Internet
09-04-2016

Do Panama Papers a João Soares. A Internet continua a mudar o mundo

LUÍS PAULO RODRIGUES

A Internet está a provocar mudanças rapidíssimas e inimagináveis em todos os setores da vida privada e da vida pública dos cidadãos e no funcionamento das empresas e organizações. Por uma razão fundamental: a desmaterialização da informação transformou qualquer documento em algo que se pode movimentar e consultar em qualquer parte do mundo à velocidade de um clique ou de um toque. E essa mudança de paradigma põe os dados de toda a gente com existência legal e de todas as organizações à mercê de vazamentos, em grande ou pequena escala. O mesmo acontece com as mensagens ou imagens lançadas nas redes sociais e no espaço público digital em geral, que podem ser utilizadas por terceiros.
Ao contrário do passado, em que o volume de informação ocupava espaço físico em papel, tornando impossível, muitas vezes, a sua consulta em tempo útil, assim como a confirmação de todos os dados, com a Internet, os jornalistas que investigam casos como o Panama Papers estão agora perante milhões de documentos, mas munidos de programas informáticos adequados, que conseguem separar o trigo do joio, ou seja, conseguem separar o que interessa daquilo que não interessa, tendo em conta o objetivo de interesse público que é informar a opinião pública.
Antigamente, um escândalo poderia ser descoberto pela imprensa quando alguém, num determinado serviço, público ou privado, passasse um documento ao jornalista, normalmente em papel. Poderia ser uma carta, um relatório, uma proposta de lei, ou outro documento qualquer, no qual o jornalista tinha a prova documental para poder confrontar os visados, construir a notícia e revelar o escândalo.

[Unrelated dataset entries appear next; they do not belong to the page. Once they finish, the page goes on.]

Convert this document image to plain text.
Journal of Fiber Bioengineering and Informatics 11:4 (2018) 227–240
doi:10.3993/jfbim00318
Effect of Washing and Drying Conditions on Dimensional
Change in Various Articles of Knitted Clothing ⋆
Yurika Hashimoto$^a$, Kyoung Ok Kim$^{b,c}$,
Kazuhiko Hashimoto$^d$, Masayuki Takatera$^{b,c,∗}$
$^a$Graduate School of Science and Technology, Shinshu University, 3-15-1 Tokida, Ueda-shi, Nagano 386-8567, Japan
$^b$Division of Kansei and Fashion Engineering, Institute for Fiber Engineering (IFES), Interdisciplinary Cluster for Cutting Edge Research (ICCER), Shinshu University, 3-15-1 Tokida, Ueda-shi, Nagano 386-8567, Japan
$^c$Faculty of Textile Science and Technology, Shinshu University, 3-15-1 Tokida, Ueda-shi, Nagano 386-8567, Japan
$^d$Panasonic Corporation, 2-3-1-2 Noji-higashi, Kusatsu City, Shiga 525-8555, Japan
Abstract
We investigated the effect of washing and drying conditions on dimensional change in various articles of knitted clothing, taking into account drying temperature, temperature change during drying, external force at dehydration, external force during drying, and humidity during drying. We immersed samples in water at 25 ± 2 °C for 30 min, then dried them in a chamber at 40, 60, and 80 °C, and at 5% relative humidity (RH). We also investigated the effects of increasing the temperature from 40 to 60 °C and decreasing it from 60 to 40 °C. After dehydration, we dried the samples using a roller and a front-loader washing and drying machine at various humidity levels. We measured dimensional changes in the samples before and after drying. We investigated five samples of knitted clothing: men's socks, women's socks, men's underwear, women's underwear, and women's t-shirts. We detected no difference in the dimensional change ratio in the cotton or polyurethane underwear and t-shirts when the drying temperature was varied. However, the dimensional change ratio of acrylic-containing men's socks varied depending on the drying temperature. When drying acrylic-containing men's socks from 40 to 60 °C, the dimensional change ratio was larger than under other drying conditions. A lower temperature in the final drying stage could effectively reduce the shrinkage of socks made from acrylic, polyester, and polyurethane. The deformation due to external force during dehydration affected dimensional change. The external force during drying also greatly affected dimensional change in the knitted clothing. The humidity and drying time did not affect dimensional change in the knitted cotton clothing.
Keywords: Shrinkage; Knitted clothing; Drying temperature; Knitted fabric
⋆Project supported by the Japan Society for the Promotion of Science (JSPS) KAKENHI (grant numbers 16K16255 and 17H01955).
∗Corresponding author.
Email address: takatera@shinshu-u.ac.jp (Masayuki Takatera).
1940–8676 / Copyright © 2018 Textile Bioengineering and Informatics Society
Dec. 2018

Com a desmaterialização da informação, esse processo desenrola-se à escala global, porque todos estamos ligados em rede, podendo envolver múltiplas organizações e múltiplos cidadãos ao mesmo tempo.
Depois dos vazamentos do Wikileaks, organização internacional fundada por Julian Assange, atualmente preso, que divulgou documentos, fotos e informações confidenciais, sobre assuntos sensíveis, de governos ou empresas, o caso dos offshores denominado Panama Papers é só mais uma descoberta do nosso tempo, que irá, certamente, mudar as práticas de gestão de muitas empresas e de muitos investidores.
No fundo, a Internet está a dar cabo de práticas más e de muitos esquemas criminosos, contribuindo, assim, para uma maior transparência nos negócios e nas relações económicas. Basta que as autoridades queiram aproveitar esta oportunidade.
Lembro que foi também a Internet que contribuiu de forma decisiva para o escândalo que envolveu a Wolkswagen, a propósito de informações falsas na ficha técnica dos automóveis sobre os níveis de emissão de gases para a atmosfera, que afetou a credibilidade e a reputação da indústria automóvel alemã. No passado, os problemas detetados nos modelos fabricados nos Estados Unidos, provavelmente, seriam resumidos a um erro da construtora de automóveis somente nos Estados Unidos. Mas a propagação do caso em ambiente digital, nomeadamente através das redes sociais, alarmou a opinião pública de outros países e trouxe o caso para o espaço mediático internacional.
Mas não é só o mundo dos negócios que está em mudança, em consequência da democratização da Internet. Na política, os efeitos provocados pela Internet já são uma realidade há muito tempo. É por isso que os governos totalitários restringem o acesso à Internet nos seus países.
Nos países democráticos, a Internet propaga a informação, o que acelera as decisões e as mudanças. João Soares, ministro da Cultura do Governo de Portugal, foi obrigado a demitir-se, depois de uma reprimenda pública do primeiro-ministro, António Costa, na sequência de um post no Facebook, onde o ministro ameaçou dois cronistas do jornal “Público”, Vasco Pulido Valente e Augusto M. Seabra, para umas “salutares bofetadas”.
Noutro tempo, João Soares ter-se-ia cruzado com os cronistas num café, ou em outro espaço público físico, faria, ou não, a sua ameaça de viva voz e cara a cara. Os cronistas escreveriam sobre o assunto no seu jornal, seriam lidos pela nata dos leitores mais cultos e informados, e a vida continuaria como antes. Mas agora, escrevendo no Facebook o que lhe ia na alma, o ministro revelou-se a todos, porque toda a gente leu, toda a gente ficou a saber, toda a gente comentou, tornando insustentável a sua permanência no cargo de ministro da Cultura.
Do escândalo dos offshores designado Panama Papers à demissão do ministro João Soares, passando pela disseminação das falsas informações sobre os níveis de gases tóxicos libertados pelos automóveis da Wolkswagen, a Internet continua a provocar estragos. Mas isso não é necessariamente mau para a Humanidade. Muito pelo contrário.